The Reality of Out-of-the-Box Document AI Models
Google Cloud Document AI is a powerful tool for converting unstructured documents into structured JSON. However, when using a pre-trained processor (like the default Invoice Parser) on varying layouts, extraction rates can be disappointingly low. During a recent project, we observed that out-of-the-box accuracy for extracting custom product codes and invoice dates was around 16%.
While the long-term solution is to train a custom processor using labeled documents, that takes hours of manual work. In the short term, you need a solution that bridges the gap. The answer lies in combining structured extraction with rule-based OCR fallbacks.
Implementing a Text Fallback Strategy
When Document AI processes a document, it returns both structured entities and the raw, flat text of the document. If the structured processor fails to locate a field, we can fall back to searching the raw OCR text using regular expressions.
Extracting Alphanumeric Codes via Regex
For example, if your business requires extracting product references that start with "7" and are at least 5 digits long, you can parse the raw text as a safety net:
import re
def extract_from_text_fallback(text: str, already_extracted: set, prefix: str = "7") -> list:
"""Extract product codes from raw text when Document AI misses them."""

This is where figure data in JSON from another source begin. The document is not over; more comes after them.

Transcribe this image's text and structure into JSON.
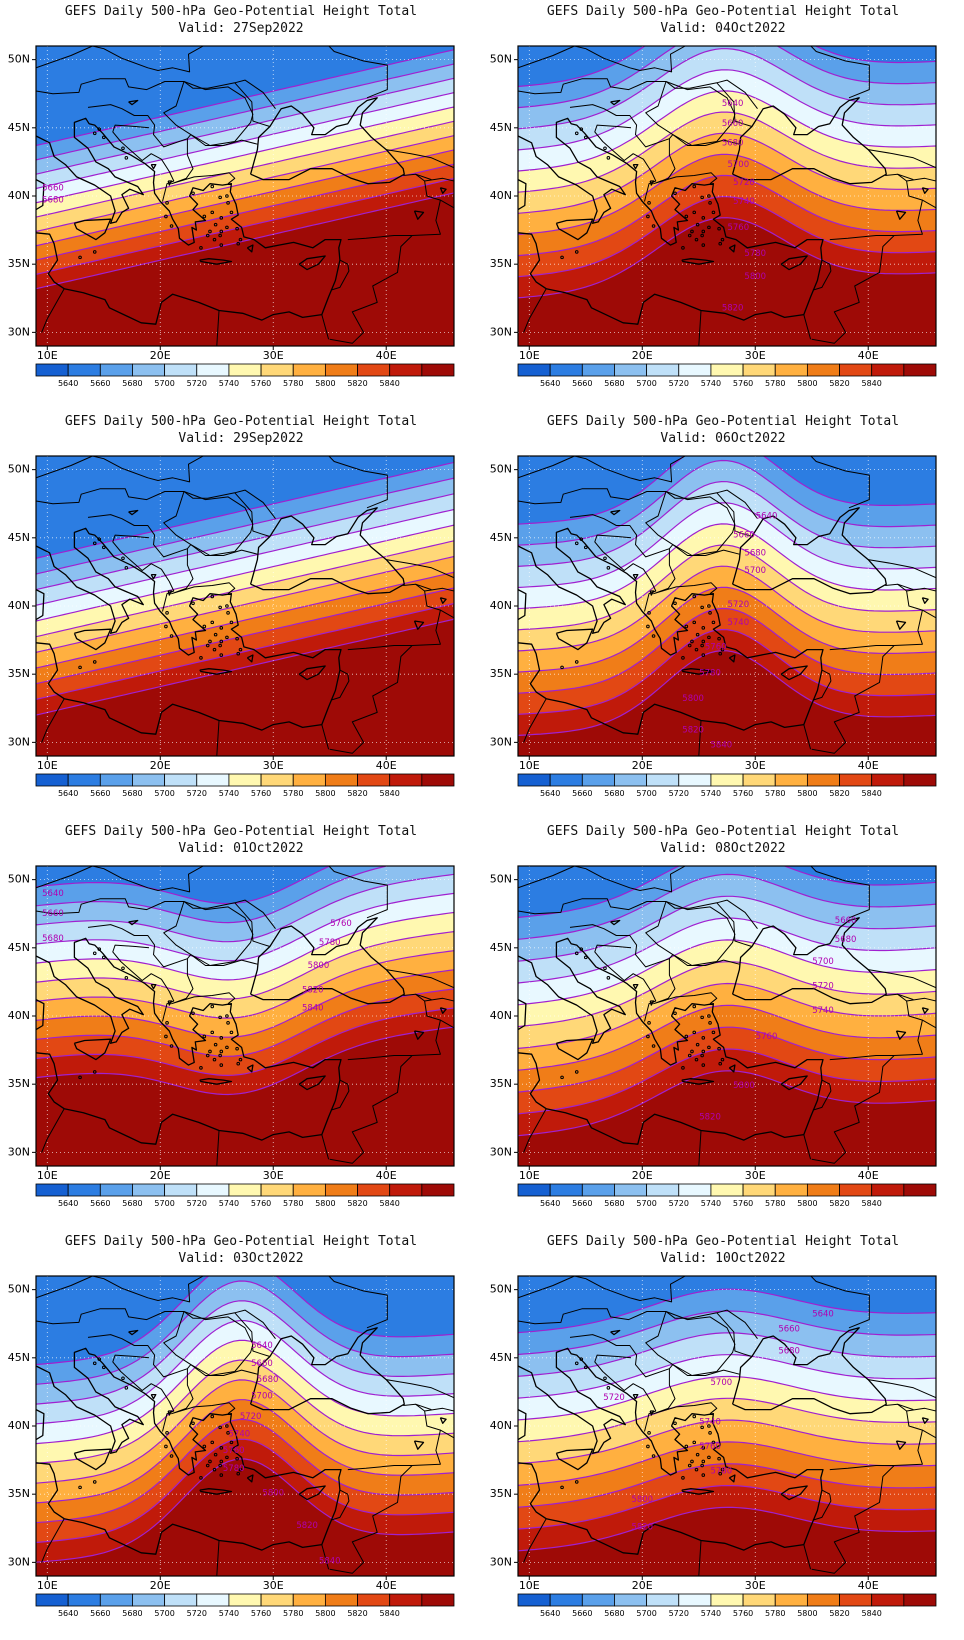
{
  "panel_title": "GEFS Daily 500-hPa Geo-Potential Height Total",
  "valid_prefix": "Valid:",
  "lat_labels": [
    "30N",
    "35N",
    "40N",
    "45N",
    "50N"
  ],
  "lon_labels": [
    "10E",
    "20E",
    "30E",
    "40E"
  ],
  "colorbar": {
    "levels": [
      "5640",
      "5660",
      "5680",
      "5700",
      "5720",
      "5740",
      "5760",
      "5780",
      "5800",
      "5820",
      "5840"
    ],
    "colors": [
      "#1560d2",
      "#2c7de2",
      "#5aa0ea",
      "#8cc0f0",
      "#bfe0f8",
      "#e8f8ff",
      "#fff8b0",
      "#ffd878",
      "#ffb040",
      "#f07d18",
      "#e24814",
      "#c01a0a",
      "#9e0a06"
    ]
  },
  "contour_color": "#a020d0",
  "panels": [
    {
      "valid": "27Sep2022",
      "labels": [
        "5660",
        "5680"
      ]
    },
    {
      "valid": "04Oct2022",
      "labels": [
        "5640",
        "5660",
        "5680",
        "5700",
        "5720",
        "5740",
        "5760",
        "5780",
        "5800",
        "5820"
      ]
    },
    {
      "valid": "29Sep2022",
      "labels": []
    },
    {
      "valid": "06Oct2022",
      "labels": [
        "5640",
        "5660",
        "5680",
        "5700",
        "5720",
        "5740",
        "5760",
        "5780",
        "5800",
        "5820",
        "5840"
      ]
    },
    {
      "valid": "01Oct2022",
      "labels": [
        "5640",
        "5660",
        "5680",
        "5760",
        "5780",
        "5800",
        "5820",
        "5840"
      ]
    },
    {
      "valid": "08Oct2022",
      "labels": [
        "5660",
        "5680",
        "5700",
        "5720",
        "5740",
        "5760",
        "5800",
        "5820"
      ]
    },
    {
      "valid": "03Oct2022",
      "labels": [
        "5640",
        "5660",
        "5680",
        "5700",
        "5720",
        "5740",
        "5760",
        "5780",
        "5800",
        "5820",
        "5840"
      ]
    },
    {
      "valid": "10Oct2022",
      "labels": [
        "5640",
        "5660",
        "5680",
        "5700",
        "5720",
        "5740",
        "5760",
        "5780",
        "5800",
        "5820"
      ]
    }
  ]
}
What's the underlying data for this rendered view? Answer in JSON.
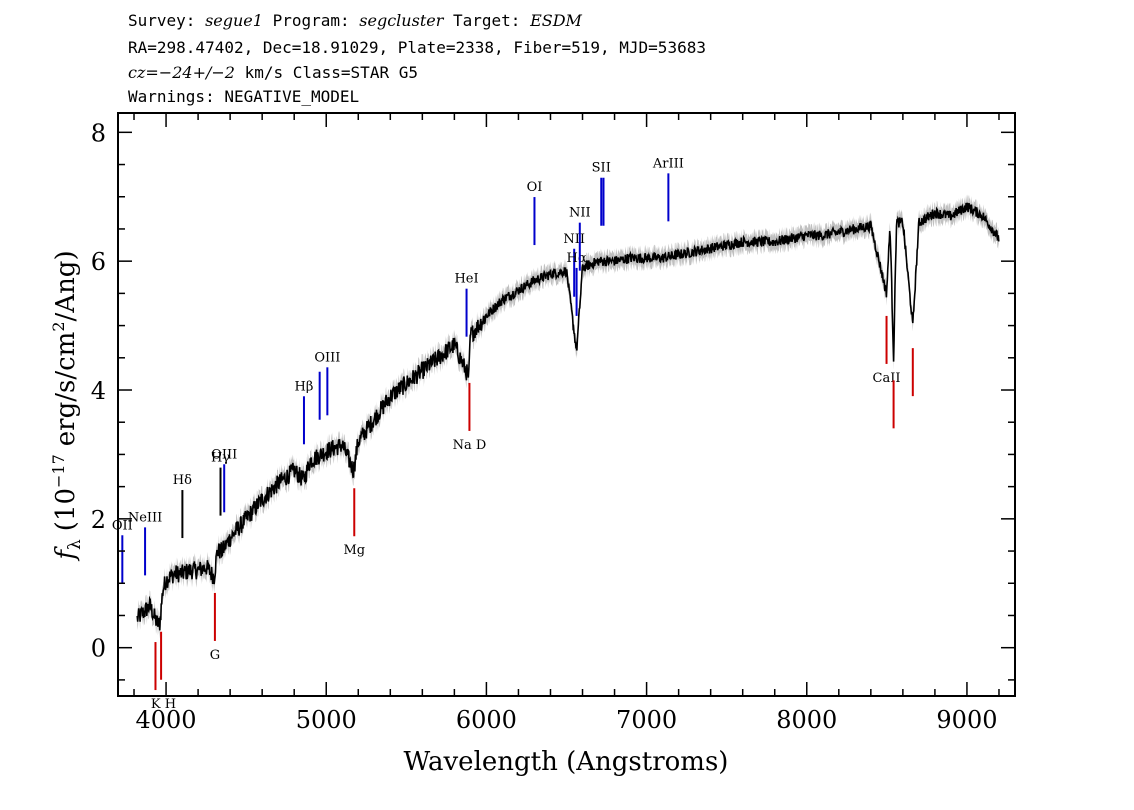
{
  "header": {
    "line1": {
      "survey_label": "Survey:",
      "survey": "segue1",
      "program_label": "Program:",
      "program": "segcluster",
      "target_label": "Target:",
      "target": "ESDM"
    },
    "line2": "RA=298.47402, Dec=18.91029, Plate=2338, Fiber=519, MJD=53683",
    "line3": {
      "cz_label": "cz=",
      "cz_value": "−24+/−2",
      "cz_rest": " km/s Class=STAR G5"
    },
    "line4": "Warnings: NEGATIVE_MODEL"
  },
  "chart_data": {
    "type": "line",
    "xlabel": "Wavelength (Angstroms)",
    "ylabel_prefix": "f",
    "ylabel_sub": "λ",
    "ylabel_paren": "(10",
    "ylabel_exp": "−17",
    "ylabel_units": "erg/s/cm",
    "ylabel_sq": "2",
    "ylabel_tail": "/Ang)",
    "xlim": [
      3700,
      9300
    ],
    "ylim": [
      -0.75,
      8.3
    ],
    "xticks": [
      4000,
      5000,
      6000,
      7000,
      8000,
      9000
    ],
    "yticks": [
      0,
      2,
      4,
      6,
      8
    ],
    "x_tick_labels": [
      "4000",
      "5000",
      "6000",
      "7000",
      "8000",
      "9000"
    ],
    "y_tick_labels": [
      "0",
      "2",
      "4",
      "6",
      "8"
    ],
    "series": [
      {
        "color": "#000000",
        "spectrum": [
          [
            3820,
            0.45
          ],
          [
            3860,
            0.55
          ],
          [
            3900,
            0.65
          ],
          [
            3940,
            0.4
          ],
          [
            3960,
            0.35
          ],
          [
            3980,
            0.9
          ],
          [
            4000,
            1.05
          ],
          [
            4050,
            1.15
          ],
          [
            4100,
            1.15
          ],
          [
            4150,
            1.2
          ],
          [
            4200,
            1.2
          ],
          [
            4250,
            1.25
          ],
          [
            4300,
            1.1
          ],
          [
            4320,
            1.5
          ],
          [
            4350,
            1.5
          ],
          [
            4400,
            1.7
          ],
          [
            4500,
            2.0
          ],
          [
            4600,
            2.3
          ],
          [
            4700,
            2.55
          ],
          [
            4800,
            2.75
          ],
          [
            4860,
            2.6
          ],
          [
            4900,
            2.9
          ],
          [
            5000,
            3.05
          ],
          [
            5100,
            3.15
          ],
          [
            5170,
            2.75
          ],
          [
            5200,
            3.2
          ],
          [
            5300,
            3.55
          ],
          [
            5400,
            3.9
          ],
          [
            5500,
            4.1
          ],
          [
            5600,
            4.3
          ],
          [
            5700,
            4.5
          ],
          [
            5800,
            4.7
          ],
          [
            5890,
            4.2
          ],
          [
            5900,
            4.85
          ],
          [
            6000,
            5.15
          ],
          [
            6100,
            5.4
          ],
          [
            6200,
            5.55
          ],
          [
            6300,
            5.7
          ],
          [
            6400,
            5.8
          ],
          [
            6500,
            5.85
          ],
          [
            6563,
            4.6
          ],
          [
            6600,
            5.9
          ],
          [
            6700,
            6.0
          ],
          [
            6800,
            6.0
          ],
          [
            6900,
            6.05
          ],
          [
            7000,
            6.05
          ],
          [
            7100,
            6.05
          ],
          [
            7200,
            6.1
          ],
          [
            7300,
            6.15
          ],
          [
            7400,
            6.2
          ],
          [
            7500,
            6.25
          ],
          [
            7600,
            6.3
          ],
          [
            7700,
            6.3
          ],
          [
            7800,
            6.3
          ],
          [
            7900,
            6.35
          ],
          [
            8000,
            6.4
          ],
          [
            8100,
            6.4
          ],
          [
            8200,
            6.45
          ],
          [
            8300,
            6.5
          ],
          [
            8400,
            6.55
          ],
          [
            8498,
            5.5
          ],
          [
            8520,
            6.55
          ],
          [
            8542,
            4.5
          ],
          [
            8560,
            6.6
          ],
          [
            8600,
            6.6
          ],
          [
            8662,
            5.0
          ],
          [
            8700,
            6.6
          ],
          [
            8800,
            6.75
          ],
          [
            8900,
            6.7
          ],
          [
            9000,
            6.85
          ],
          [
            9100,
            6.7
          ],
          [
            9200,
            6.35
          ]
        ]
      },
      {
        "color": "#c0c0c0",
        "note_band": true
      }
    ],
    "emission_lines": [
      {
        "wave": 3727,
        "label": "OII",
        "color": "#0000cc"
      },
      {
        "wave": 3869,
        "label": "NeIII",
        "color": "#0000cc"
      },
      {
        "wave": 4102,
        "label": "Hδ",
        "color": "#000000"
      },
      {
        "wave": 4340,
        "label": "Hγ",
        "color": "#000000"
      },
      {
        "wave": 4363,
        "label": "OIII",
        "color": "#0000cc"
      },
      {
        "wave": 4861,
        "label": "Hβ",
        "color": "#0000cc"
      },
      {
        "wave": 4959,
        "label": "",
        "color": "#0000cc"
      },
      {
        "wave": 5007,
        "label": "OIII",
        "color": "#0000cc"
      },
      {
        "wave": 5876,
        "label": "HeI",
        "color": "#0000cc"
      },
      {
        "wave": 6300,
        "label": "OI",
        "color": "#0000cc"
      },
      {
        "wave": 6548,
        "label": "NII",
        "color": "#0000cc"
      },
      {
        "wave": 6563,
        "label": "Hα",
        "color": "#0000cc"
      },
      {
        "wave": 6583,
        "label": "NII",
        "color": "#0000cc"
      },
      {
        "wave": 6717,
        "label": "SII",
        "color": "#0000cc"
      },
      {
        "wave": 6731,
        "label": "",
        "color": "#0000cc"
      },
      {
        "wave": 7136,
        "label": "ArIII",
        "color": "#0000cc"
      }
    ],
    "absorption_lines": [
      {
        "wave": 3934,
        "label": "K H",
        "color": "#cc0000"
      },
      {
        "wave": 3969,
        "label": "",
        "color": "#cc0000"
      },
      {
        "wave": 4305,
        "label": "G",
        "color": "#cc0000"
      },
      {
        "wave": 5175,
        "label": "Mg",
        "color": "#cc0000"
      },
      {
        "wave": 5894,
        "label": "Na D",
        "color": "#cc0000"
      },
      {
        "wave": 8498,
        "label": "CaII",
        "color": "#cc0000"
      },
      {
        "wave": 8542,
        "label": "",
        "color": "#cc0000"
      },
      {
        "wave": 8662,
        "label": "",
        "color": "#cc0000"
      }
    ]
  }
}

# Find words starting with the prefix followed by 5 or more digits
pattern = rf'\b{re.escape(prefix)}\d{{5,}}\b'
matches = re.findall(pattern, text)
unique_codes = set(matches) - already_extracted
return list(unique_codes)
Multi-Level Date Extraction Fallbacks
Extracting the invoice date is another common pain point. You can design a multi-level fallback loop:
- Accept Low-Confidence Entities: Lower the default confidence threshold for the
invoice_dateentity. - Keyword Context Matching: Scan the text around keywords like "FECHA", "DATE", or "INVOICE DATE" using positional regex.
- Positional Heuristics: Use the first date pattern found in the first 500 characters of the document (often where headers reside).
Results & Performance Impact
By implementing these python post-processing fallbacks, the extraction rate of product codes in our test set went from 60% to 100%, and invoice dates increased by 50%. Although these fallback records are sparse (containing only the code or date, without line-item table context), they provided the client with the essential data points they needed immediately.